For now, a quick bit on some recent thoughts...

I'm living in great tension lately. It started awhile back, but I haven't put words to it until the last few days or so. (At least, we'll see if I can put words to it or not.) So many things continue to go right here, and I continue to be affirmed – in work, in friendships, in church. But in the midst of all the good and amazing, it's been a hard season. I find myself very vulnerable and open and yet ready to shut down at any given moment to avoid spilling over. I feel as though God is challenging and convicting me, and I'm growing and leaning into Him more than I have in quite some time, but it's so very hard. It's painful. It's humbling. I love it and hate it all at once; I know God is getting my attention in some very needed ways, yet it competes with my "me do it" resolve.

This tension... it's manifested itself in every area of life lately...

...in the coming undone of my typically amazing ability to compartmentalize and accomplish things.

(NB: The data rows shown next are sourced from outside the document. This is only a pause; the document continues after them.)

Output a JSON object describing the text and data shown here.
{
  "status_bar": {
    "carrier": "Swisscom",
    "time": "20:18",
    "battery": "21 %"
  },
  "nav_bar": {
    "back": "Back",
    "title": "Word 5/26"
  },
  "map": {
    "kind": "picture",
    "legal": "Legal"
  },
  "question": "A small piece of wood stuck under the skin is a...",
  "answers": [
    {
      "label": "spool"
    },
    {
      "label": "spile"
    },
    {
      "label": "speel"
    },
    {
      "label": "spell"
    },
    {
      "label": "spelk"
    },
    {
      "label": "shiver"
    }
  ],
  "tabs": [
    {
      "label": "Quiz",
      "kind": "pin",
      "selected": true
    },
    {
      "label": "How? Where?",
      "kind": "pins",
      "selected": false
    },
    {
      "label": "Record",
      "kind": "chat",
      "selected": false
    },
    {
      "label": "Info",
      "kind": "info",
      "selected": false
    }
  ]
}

...in the poor handling of relationships, both on my part and the part of others.

...in my drive for perfection, approval-seeking, and fear of failure. And disappointment? I die...!

...in Mercy Project as we grow and become more visible publicly, as we wrestle with perceptions and outside opinions.

...in marathon planning as we aim to go above and beyond for 3,000+ runners but simply can't please every one in every moment.

...in the day-to-day interactions I have with people – wanting to pour into others more than I am and simply not balancing that well with so, so much going on.

But this time, this tension, it's drawing me in. I see the refining and shaping that is taking place – the preference of being closer to the heart of God than exchanging that for perfection and distance. Of course, I'd like to not jinx that and say "bring it on", but there's something so rich about being in a place where, for better or worse, I'm kissing stagnancy goodbye for a bit and diving in to the messy.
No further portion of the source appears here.